Chicken With Olives And Lemon - cooking recipe

Ingredients
    1/2 cup chopped fresh cilantro
    1 tablespoon ground cumin
    2 teaspoons paprika
    1 teaspoon ground ginger
    1 teaspoon ground turmeric
    1 teaspoon ground red pepper (used 1/2 tsp and was very hot next time use only 1/4 tsp.)
    salt
    4 garlic cloves, minced
    8 skinless chicken thighs (about 2 pounds)
    cooking spray
    1/2 cup all-purpose flour
    1/4 cup fresh lemon juice
    1 (14 1/2 ounce) can reduced-sodium fat-free chicken broth
    24 pimento stuffed olives, coarsely chopped (used 12 kalamata olives)
    8 lemon wedges
Preparation
    Preheat oven to 325 degrees.
    Combine first 8 ingredients in a large bowl, stirring well. Add chicken; toss to coat.

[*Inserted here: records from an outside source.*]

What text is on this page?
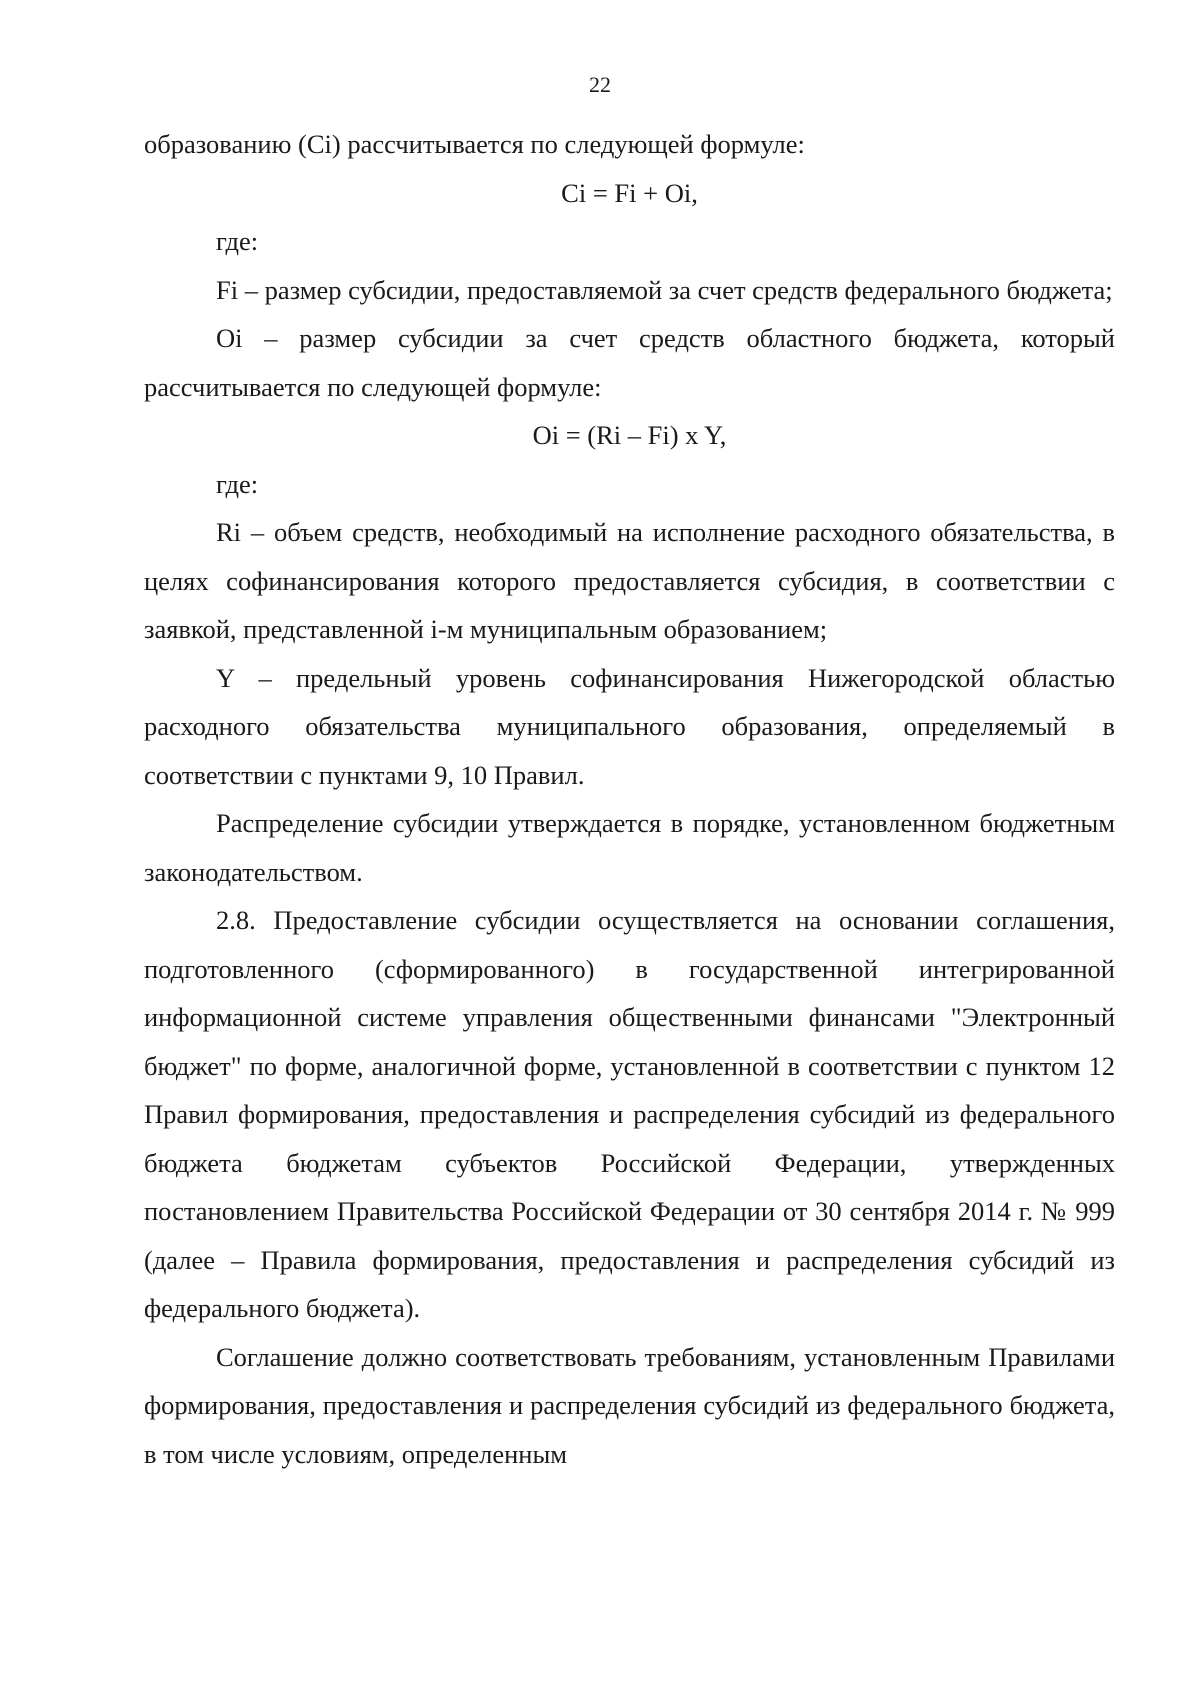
22

образованию (Ci) рассчитывается по следующей формуле:

Ci = Fi + Oi,

где:

Fi – размер субсидии, предоставляемой за счет средств федерального бюджета;

Oi – размер субсидии за счет средств областного бюджета, который рассчитывается по следующей формуле:

Oi = (Ri – Fi) x Y,

где:

Ri – объем средств, необходимый на исполнение расходного обязательства, в целях софинансирования которого предоставляется субсидия, в соответствии с заявкой, представленной i-м муниципальным образованием;

Y – предельный уровень софинансирования Нижегородской областью расходного обязательства муниципального образования, определяемый в соответствии с пунктами 9, 10 Правил.

Распределение субсидии утверждается в порядке, установленном бюджетным законодательством.

2.8. Предоставление субсидии осуществляется на основании соглашения, подготовленного (сформированного) в государственной интегрированной информационной системе управления общественными финансами "Электронный бюджет" по форме, аналогичной форме, установленной в соответствии с пунктом 12 Правил формирования, предоставления и распределения субсидий из федерального бюджета бюджетам субъектов Российской Федерации, утвержденных постановлением Правительства Российской Федерации от 30 сентября 2014 г. № 999 (далее – Правила формирования, предоставления и распределения субсидий из федерального бюджета).

Соглашение должно соответствовать требованиям, установленным Правилами формирования, предоставления и распределения субсидий из федерального бюджета, в том числе условиям, определенным
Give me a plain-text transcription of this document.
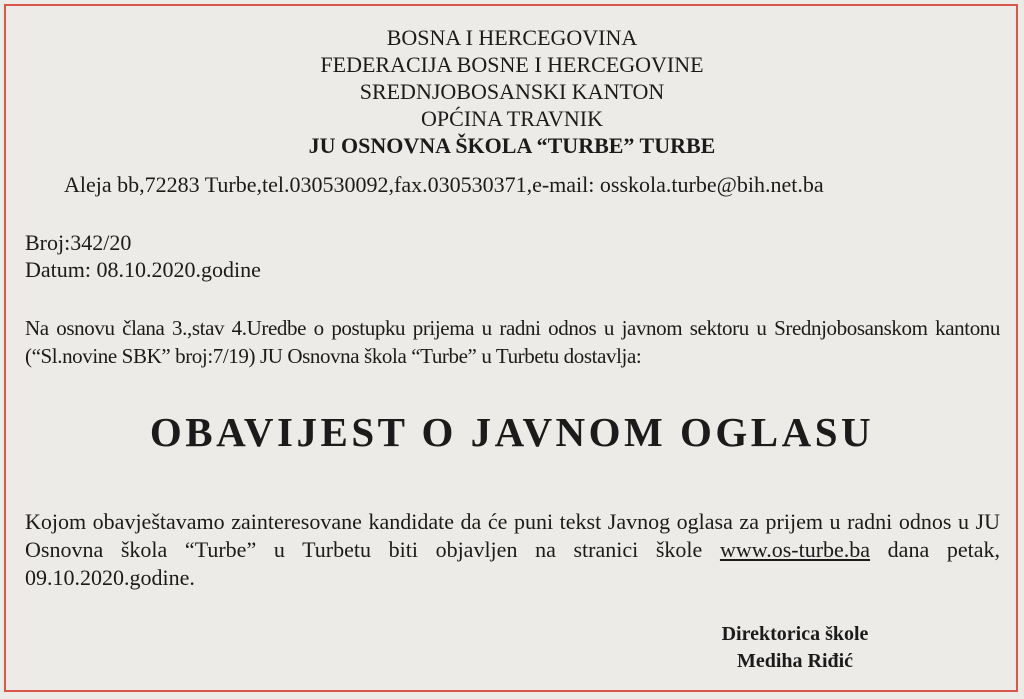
BOSNA I HERCEGOVINA
FEDERACIJA BOSNE I HERCEGOVINE
SREDNJOBOSANSKI KANTON
OPĆINA TRAVNIK
JU OSNOVNA ŠKOLA “TURBE” TURBE
Aleja bb,72283 Turbe,tel.030530092,fax.030530371,e-mail: osskola.turbe@bih.net.ba
Broj:342/20
Datum: 08.10.2020.godine
Na osnovu člana 3.,stav 4.Uredbe o postupku prijema u radni odnos u javnom sektoru u Srednjobosanskom kantonu (“Sl.novine SBK” broj:7/19) JU Osnovna škola “Turbe” u Turbetu dostavlja:
OBAVIJEST O JAVNOM OGLASU
Kojom obavještavamo zainteresovane kandidate da će puni tekst Javnog oglasa za prijem u radni odnos u JU Osnovna škola “Turbe” u Turbetu biti objavljen na stranici škole www.os-turbe.ba dana petak, 09.10.2020.godine.
Direktorica škole
Mediha Riđić
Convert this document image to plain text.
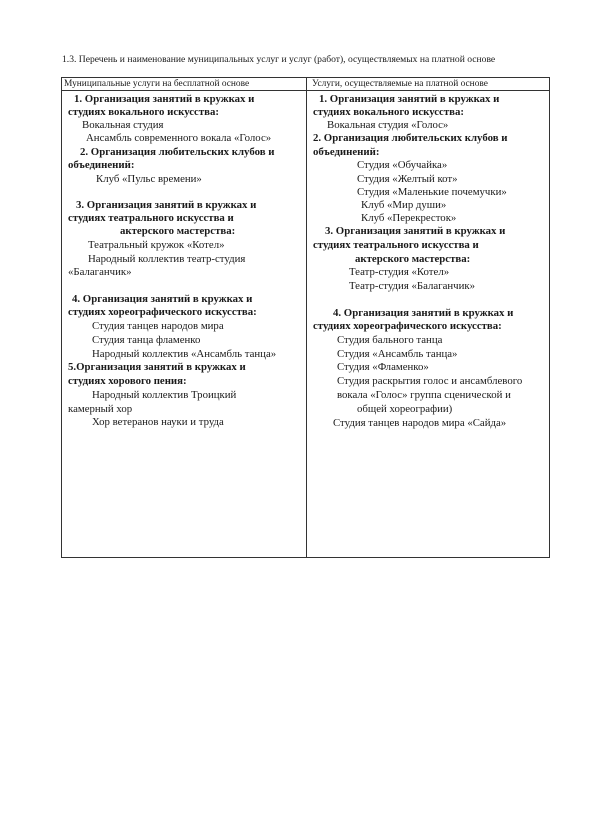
1.3. Перечень и наименование муниципальных услуг и услуг (работ), осуществляемых на платной основе
Муниципальные услуги на бесплатной основе	Услуги, осуществляемые на платной основе
1. Организация занятий в кружках и
студиях вокального искусства:
Вокальная студия
Ансамбль современного вокала «Голос»
2. Организация любительских клубов и
объединений:
Клуб «Пульс времени»
3. Организация занятий в кружках и
студиях театрального искусства и
актерского мастерства:
Театральный кружок «Котел»
Народный коллектив театр-студия
«Балаганчик»
4. Организация занятий в кружках и
студиях хореографического искусства:
Студия танцев народов мира
Студия танца фламенко
Народный коллектив «Ансамбль танца»
5.Организация занятий в кружках и
студиях хорового пения:
Народный коллектив Троицкий
камерный хор
Хор ветеранов науки и труда
1. Организация занятий в кружках и
студиях вокального искусства:
Вокальная студия «Голос»
2. Организация любительских клубов и
объединений:
Студия «Обучайка»
Студия «Желтый кот»
Студия «Маленькие почемучки»
Клуб «Мир души»
Клуб «Перекресток»
3. Организация занятий в кружках и
студиях театрального искусства и
актерского мастерства:
Театр-студия «Котел»
Театр-студия «Балаганчик»
4. Организация занятий в кружках и
студиях хореографического искусства:
Студия бального танца
Студия «Ансамбль танца»
Студия «Фламенко»
Студия раскрытия голос и ансамблевого
вокала «Голос» группа сценической и
общей хореографии)
Студия танцев народов мира «Сайда»
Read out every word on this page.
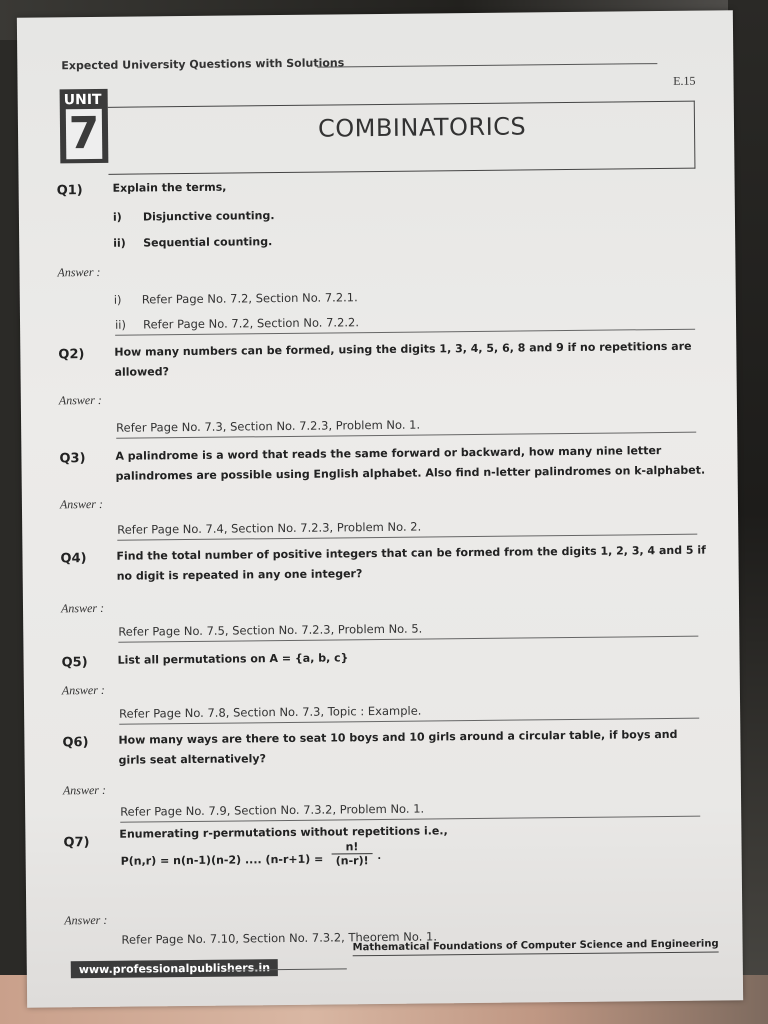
Expected University Questions with Solutions
E.15
UNIT
7	COMBINATORICS
Q1)	Explain the terms,
i) Disjunctive counting.
ii) Sequential counting.
Answer :
i) Refer Page No. 7.2, Section No. 7.2.1.
ii) Refer Page No. 7.2, Section No. 7.2.2.
Q2)	How many numbers can be formed, using the digits 1, 3, 4, 5, 6, 8 and 9 if no repetitions are allowed?
Answer :
Refer Page No. 7.3, Section No. 7.2.3, Problem No. 1.
Q3)	A palindrome is a word that reads the same forward or backward, how many nine letter palindromes are possible using English alphabet. Also find n-letter palindromes on k-alphabet.
Answer :
Refer Page No. 7.4, Section No. 7.2.3, Problem No. 2.
Q4)	Find the total number of positive integers that can be formed from the digits 1, 2, 3, 4 and 5 if no digit is repeated in any one integer?
Answer :
Refer Page No. 7.5, Section No. 7.2.3, Problem No. 5.
Q5)	List all permutations on A = {a, b, c}
Answer :
Refer Page No. 7.8, Section No. 7.3, Topic : Example.
Q6)	How many ways are there to seat 10 boys and 10 girls around a circular table, if boys and girls seat alternatively?
Answer :
Refer Page No. 7.9, Section No. 7.3.2, Problem No. 1.
Q7)
Enumerating r-permutations without repetitions i.e.,
P(n,r) = n(n-1)(n-2) .... $(n-r+1) = \frac{n!}{(n-r)!}$ .
Answer :
Refer Page No. 7.10, Section No. 7.3.2, Theorem No. 1.
Mathematical Foundations of Computer Science and Engineering
www.professionalpublishers.in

    Arrange chicken in a single layer in a 13 x 9-inch baking dish coated with cooking spray.
    Lightly spoon flour into dry measuring cup; level with a knife.
    Combine flour, juice, and broth, stirring with a whisk until smooth. Sprinkle flour mixture over chicken, tossing to coat.
    Top chicken with olives and lemon.
    Bake at 325 for 1 hour or until thermometer registers 180 degrees.